WILLIAM BLACK: Yeah, and this is an irony, as well, in terms of the political aspects and Obama. So, under Lew, in his new incarnation a while back as OMBhead of—for Obama, I have a piece [5] that talks about how OMB under Obama sounds almost exactly like the tea party. So, it adopts all of their rubric about, you know, these terrible social programs, this terrible safety net and how it’s going to imperil our nation, and what we need to do is be balancing the budget—in other words, austerity.

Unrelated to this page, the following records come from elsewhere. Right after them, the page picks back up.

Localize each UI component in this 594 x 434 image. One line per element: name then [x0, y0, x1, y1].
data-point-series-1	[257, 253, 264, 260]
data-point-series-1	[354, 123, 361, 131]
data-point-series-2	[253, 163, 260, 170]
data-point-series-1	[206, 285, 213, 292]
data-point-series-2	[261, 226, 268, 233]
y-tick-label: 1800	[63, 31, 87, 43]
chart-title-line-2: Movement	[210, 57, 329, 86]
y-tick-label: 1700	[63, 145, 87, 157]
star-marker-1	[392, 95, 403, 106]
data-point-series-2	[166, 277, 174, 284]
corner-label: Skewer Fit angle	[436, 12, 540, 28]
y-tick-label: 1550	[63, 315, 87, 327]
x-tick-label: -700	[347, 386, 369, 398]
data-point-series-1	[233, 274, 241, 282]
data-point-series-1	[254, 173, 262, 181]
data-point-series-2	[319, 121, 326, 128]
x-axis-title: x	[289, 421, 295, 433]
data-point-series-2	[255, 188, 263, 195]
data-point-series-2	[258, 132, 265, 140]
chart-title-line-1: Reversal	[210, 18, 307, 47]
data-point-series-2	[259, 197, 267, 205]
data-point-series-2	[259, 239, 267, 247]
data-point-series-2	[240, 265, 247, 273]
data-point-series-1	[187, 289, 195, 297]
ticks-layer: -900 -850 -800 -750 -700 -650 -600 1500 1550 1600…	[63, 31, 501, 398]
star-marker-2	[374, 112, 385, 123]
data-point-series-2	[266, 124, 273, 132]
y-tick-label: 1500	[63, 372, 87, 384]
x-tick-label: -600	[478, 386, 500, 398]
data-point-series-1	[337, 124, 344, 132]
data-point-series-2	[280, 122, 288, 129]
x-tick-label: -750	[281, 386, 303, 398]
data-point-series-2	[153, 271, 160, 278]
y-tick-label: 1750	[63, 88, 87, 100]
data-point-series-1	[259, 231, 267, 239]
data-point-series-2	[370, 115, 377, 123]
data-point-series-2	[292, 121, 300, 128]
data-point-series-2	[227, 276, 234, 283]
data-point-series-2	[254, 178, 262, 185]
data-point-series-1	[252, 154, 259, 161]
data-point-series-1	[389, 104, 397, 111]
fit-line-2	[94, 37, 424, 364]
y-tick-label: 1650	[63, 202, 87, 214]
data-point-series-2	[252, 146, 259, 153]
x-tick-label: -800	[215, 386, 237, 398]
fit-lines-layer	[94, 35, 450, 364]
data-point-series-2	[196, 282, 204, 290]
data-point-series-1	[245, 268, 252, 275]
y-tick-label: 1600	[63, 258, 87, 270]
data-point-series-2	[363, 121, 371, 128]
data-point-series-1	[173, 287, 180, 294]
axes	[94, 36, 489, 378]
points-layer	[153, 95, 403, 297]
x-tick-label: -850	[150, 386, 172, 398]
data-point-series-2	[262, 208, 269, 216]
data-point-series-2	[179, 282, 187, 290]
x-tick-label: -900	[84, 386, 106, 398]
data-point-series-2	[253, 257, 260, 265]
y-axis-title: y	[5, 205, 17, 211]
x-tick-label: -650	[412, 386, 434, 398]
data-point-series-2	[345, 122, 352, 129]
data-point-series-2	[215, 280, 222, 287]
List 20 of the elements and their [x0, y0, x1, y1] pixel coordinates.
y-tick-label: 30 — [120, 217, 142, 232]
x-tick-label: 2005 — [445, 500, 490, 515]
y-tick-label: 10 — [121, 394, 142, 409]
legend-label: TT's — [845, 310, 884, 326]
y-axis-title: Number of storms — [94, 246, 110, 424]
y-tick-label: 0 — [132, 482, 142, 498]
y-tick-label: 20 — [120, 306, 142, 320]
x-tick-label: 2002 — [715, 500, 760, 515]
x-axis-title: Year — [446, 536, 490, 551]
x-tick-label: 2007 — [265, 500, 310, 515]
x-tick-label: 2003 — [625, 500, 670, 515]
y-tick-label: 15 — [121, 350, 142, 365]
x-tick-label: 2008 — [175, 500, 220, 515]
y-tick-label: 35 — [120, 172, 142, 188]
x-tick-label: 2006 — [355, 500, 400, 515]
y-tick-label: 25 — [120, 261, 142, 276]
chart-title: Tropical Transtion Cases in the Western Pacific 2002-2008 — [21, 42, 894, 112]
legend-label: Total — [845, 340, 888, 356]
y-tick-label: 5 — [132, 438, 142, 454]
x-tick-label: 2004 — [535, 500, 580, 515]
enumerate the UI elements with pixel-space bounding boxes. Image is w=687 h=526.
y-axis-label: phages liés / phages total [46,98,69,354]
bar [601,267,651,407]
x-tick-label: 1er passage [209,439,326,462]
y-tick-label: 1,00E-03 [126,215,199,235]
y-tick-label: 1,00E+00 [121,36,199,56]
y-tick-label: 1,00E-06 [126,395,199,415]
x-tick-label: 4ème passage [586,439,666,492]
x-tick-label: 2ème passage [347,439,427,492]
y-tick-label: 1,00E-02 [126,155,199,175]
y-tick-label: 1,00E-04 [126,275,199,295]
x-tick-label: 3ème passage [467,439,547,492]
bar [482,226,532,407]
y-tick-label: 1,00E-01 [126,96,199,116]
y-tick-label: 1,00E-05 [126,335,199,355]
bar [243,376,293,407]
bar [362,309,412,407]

Now, had Obama succeeded in following Lew’s recommendation in July 2011, when they were trying to negotiate the so-called "grand bargain," which is really the grand betrayal of the safety net—unemployment in July 2011 was 9.1 percent. Austerity in the United States would have done just what it did in Europe. Unemployment would have surged. So, all through 2012, the election year, unemployment would have been going up well above 10 percent, quite possibly into the 11 and 12 percent range, which is where it is in Europe. Obama would have been toast; would have been no chance. He would have been crushed in the election. The Democrats would have lost control of the Senate, and such. And these folks, even today, are claiming that the failure to achieve the grand betrayal and to cut the safety net is their great disappointment. So, they not only tried to destroy themselves and the country, they are continuing to do that, and indeed, but for Harry Reid literally throwing the Obama administration’s suggestion that they do cuts to the safety net in the fireplace and burning it up, they would have gotten it as part of this interim austerity deal that was just done about eight days ago.